Corby Council to set up unitary working group
Corby Council is setting up a special committee to keep the public up to date with unitary discussions.
The council is following in the footsteps of neighbouring Wellingborough Council by establishing a sub-committee which will meet once a month and discuss the way forward for a proposed new unitary council.
So far all discussions about the plans for the North Northants unitary council since the bid was put to the Government in August have been held in private with only senior officers, council leaders and MPs privy to plans about how the four amalgamated borough councils will operate.
Corby Council is setting up the committee despite being the only one of Northamptonshire’s eight councils to say no to a unitary system.
The scrapping of Northamptonshire’s two-tier system and replacing it with a unitary form of governance has been forcefully suggested by the Government earlier this year after the much-documented financial collapse of Northamptonshire County Council.

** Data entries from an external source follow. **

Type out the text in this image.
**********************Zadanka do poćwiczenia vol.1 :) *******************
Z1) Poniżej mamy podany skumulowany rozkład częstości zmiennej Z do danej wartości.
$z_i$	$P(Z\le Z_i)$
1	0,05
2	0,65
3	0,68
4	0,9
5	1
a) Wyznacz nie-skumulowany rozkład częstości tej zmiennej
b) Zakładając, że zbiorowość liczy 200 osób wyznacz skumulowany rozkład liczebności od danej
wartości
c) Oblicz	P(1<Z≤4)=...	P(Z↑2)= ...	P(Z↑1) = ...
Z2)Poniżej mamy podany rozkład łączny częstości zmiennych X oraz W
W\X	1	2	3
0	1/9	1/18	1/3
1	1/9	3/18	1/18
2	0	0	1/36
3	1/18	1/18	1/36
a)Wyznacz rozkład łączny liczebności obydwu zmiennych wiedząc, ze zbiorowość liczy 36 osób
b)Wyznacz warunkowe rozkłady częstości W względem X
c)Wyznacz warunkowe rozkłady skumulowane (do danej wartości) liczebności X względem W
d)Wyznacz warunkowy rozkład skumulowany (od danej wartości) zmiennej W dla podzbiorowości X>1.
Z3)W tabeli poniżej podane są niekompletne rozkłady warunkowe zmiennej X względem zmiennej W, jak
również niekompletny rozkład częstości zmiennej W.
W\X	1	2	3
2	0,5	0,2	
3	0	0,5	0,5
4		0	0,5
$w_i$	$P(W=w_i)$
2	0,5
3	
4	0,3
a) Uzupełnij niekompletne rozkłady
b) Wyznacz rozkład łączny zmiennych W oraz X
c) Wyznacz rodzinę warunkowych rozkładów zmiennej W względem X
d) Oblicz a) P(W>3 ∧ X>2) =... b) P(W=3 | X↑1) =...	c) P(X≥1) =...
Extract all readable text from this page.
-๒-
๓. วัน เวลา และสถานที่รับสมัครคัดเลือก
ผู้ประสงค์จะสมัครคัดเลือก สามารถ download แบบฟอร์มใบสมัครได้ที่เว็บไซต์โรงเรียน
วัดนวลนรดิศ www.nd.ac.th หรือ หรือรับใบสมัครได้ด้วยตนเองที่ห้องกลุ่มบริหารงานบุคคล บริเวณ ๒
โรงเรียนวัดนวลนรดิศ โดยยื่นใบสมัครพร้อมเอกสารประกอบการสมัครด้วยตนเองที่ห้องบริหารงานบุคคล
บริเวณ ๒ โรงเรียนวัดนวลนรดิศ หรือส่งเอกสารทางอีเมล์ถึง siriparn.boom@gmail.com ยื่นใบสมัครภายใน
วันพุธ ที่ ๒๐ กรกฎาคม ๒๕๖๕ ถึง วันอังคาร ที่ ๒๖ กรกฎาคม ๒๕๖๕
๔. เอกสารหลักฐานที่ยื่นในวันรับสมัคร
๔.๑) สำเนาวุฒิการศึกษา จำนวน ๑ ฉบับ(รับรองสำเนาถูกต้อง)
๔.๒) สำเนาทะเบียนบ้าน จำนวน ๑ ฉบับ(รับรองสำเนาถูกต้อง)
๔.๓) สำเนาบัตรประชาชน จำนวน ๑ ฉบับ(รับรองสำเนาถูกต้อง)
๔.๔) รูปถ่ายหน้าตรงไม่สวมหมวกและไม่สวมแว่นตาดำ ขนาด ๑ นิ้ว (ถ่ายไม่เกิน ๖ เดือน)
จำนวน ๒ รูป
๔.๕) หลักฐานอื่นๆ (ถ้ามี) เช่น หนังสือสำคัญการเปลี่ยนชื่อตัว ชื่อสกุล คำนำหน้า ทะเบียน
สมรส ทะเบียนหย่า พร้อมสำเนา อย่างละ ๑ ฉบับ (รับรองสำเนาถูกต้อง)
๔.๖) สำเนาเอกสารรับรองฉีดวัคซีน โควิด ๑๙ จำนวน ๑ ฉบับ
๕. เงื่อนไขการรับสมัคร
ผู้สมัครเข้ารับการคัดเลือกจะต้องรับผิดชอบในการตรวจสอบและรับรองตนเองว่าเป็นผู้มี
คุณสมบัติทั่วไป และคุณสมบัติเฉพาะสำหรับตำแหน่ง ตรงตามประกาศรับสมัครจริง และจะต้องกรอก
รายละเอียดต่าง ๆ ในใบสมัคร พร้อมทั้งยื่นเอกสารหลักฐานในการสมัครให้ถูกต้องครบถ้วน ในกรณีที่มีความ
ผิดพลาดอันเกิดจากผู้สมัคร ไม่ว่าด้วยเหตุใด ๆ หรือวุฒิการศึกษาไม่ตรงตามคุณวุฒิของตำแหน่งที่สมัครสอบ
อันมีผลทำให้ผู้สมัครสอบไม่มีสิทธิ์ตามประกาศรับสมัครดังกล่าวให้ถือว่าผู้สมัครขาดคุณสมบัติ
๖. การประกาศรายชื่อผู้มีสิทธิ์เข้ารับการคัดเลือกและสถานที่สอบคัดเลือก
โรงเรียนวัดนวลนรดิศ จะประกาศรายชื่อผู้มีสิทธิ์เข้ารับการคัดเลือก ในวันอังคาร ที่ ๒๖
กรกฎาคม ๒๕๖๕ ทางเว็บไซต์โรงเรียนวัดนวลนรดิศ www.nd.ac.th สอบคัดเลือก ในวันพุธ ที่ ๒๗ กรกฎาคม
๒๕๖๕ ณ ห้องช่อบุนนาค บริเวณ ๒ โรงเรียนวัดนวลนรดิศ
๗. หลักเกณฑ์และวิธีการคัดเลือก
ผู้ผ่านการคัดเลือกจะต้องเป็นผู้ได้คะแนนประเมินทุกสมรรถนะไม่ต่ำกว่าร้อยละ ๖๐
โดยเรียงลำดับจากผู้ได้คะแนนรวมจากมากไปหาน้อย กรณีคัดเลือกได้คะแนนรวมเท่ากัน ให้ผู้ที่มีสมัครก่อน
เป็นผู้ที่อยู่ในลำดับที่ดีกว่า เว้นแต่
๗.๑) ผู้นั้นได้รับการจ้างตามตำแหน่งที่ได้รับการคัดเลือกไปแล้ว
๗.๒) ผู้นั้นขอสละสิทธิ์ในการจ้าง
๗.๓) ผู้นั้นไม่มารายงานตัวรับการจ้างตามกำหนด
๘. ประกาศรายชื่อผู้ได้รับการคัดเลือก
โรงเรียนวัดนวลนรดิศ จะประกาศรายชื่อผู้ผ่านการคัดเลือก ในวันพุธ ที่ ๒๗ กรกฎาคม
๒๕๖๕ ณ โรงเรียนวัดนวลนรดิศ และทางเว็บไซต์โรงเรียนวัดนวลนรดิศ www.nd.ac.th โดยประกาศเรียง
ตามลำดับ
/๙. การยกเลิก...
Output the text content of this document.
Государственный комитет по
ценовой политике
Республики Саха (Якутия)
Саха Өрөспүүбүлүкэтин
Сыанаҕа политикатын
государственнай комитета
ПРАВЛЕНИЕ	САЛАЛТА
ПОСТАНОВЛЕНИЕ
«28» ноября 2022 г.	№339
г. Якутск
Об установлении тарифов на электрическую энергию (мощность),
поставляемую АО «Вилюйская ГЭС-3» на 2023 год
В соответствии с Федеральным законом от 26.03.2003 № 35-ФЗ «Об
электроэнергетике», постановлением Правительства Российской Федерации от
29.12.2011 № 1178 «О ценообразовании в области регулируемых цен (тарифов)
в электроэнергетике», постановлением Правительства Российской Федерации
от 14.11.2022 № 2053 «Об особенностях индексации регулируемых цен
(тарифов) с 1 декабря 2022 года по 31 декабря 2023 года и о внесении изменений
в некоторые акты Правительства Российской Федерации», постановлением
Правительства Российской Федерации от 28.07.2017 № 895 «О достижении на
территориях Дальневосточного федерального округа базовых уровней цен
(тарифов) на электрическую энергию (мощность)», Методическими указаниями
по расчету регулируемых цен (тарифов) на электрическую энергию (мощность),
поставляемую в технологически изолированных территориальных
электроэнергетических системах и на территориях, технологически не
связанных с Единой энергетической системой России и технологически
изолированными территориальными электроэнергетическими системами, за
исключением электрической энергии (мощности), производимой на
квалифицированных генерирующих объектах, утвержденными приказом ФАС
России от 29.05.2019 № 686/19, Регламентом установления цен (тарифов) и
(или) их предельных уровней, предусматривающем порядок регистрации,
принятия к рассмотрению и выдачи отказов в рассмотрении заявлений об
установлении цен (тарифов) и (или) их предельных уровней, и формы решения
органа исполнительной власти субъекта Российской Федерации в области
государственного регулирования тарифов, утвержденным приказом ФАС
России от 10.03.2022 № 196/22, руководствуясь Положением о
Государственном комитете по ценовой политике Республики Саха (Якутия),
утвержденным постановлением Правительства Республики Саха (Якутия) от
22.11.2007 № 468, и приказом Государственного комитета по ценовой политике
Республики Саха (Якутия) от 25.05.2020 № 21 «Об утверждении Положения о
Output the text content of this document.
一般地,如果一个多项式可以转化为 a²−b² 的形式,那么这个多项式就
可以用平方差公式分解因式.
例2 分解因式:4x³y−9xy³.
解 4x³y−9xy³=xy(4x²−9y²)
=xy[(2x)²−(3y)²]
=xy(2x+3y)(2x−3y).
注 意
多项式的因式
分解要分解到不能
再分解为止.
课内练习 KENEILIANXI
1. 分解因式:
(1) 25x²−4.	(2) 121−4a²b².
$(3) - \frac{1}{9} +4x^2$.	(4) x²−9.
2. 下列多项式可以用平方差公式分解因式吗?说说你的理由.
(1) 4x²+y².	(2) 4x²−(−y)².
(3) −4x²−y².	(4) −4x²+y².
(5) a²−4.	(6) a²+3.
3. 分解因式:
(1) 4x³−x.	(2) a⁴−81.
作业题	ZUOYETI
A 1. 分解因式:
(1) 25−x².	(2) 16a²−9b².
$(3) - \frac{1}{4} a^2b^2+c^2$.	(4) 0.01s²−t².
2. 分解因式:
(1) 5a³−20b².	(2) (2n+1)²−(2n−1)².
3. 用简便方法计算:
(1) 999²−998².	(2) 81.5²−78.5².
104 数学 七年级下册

A report to go before the One Corby meeting next Tuesday says: “There are a number of significant issues that need to be addressed prior to the establishment of Shadow authorities, and while this work may prove abortive should the Secretary of State determine not to pursue the proposal, it cannot be left until a final decision has been reached. The purpose of the proposed sub-committee would be to inform, monitor and consider issues relating to the Reform programme.”
It continues: “Not choosing to establish a sub-committee would restrict the ability for officers and member representatives to formally report-in to council on developments with regard to the Reform programme, with an over-reliance on informal briefings. A sub-committee would improve the public’s access to information and improve officer member accountability.
It is suggested the committee will be made up of four Labour councillors and one Conservative councillor to reflect the make-up to the council.
The secretary of state is expected to start his consultation process on the unitary plans later this month, although progress is already behind where expected to be.
The plan is to cancel this coming May’s elections and have two new unitary authorities in the county by May 2020.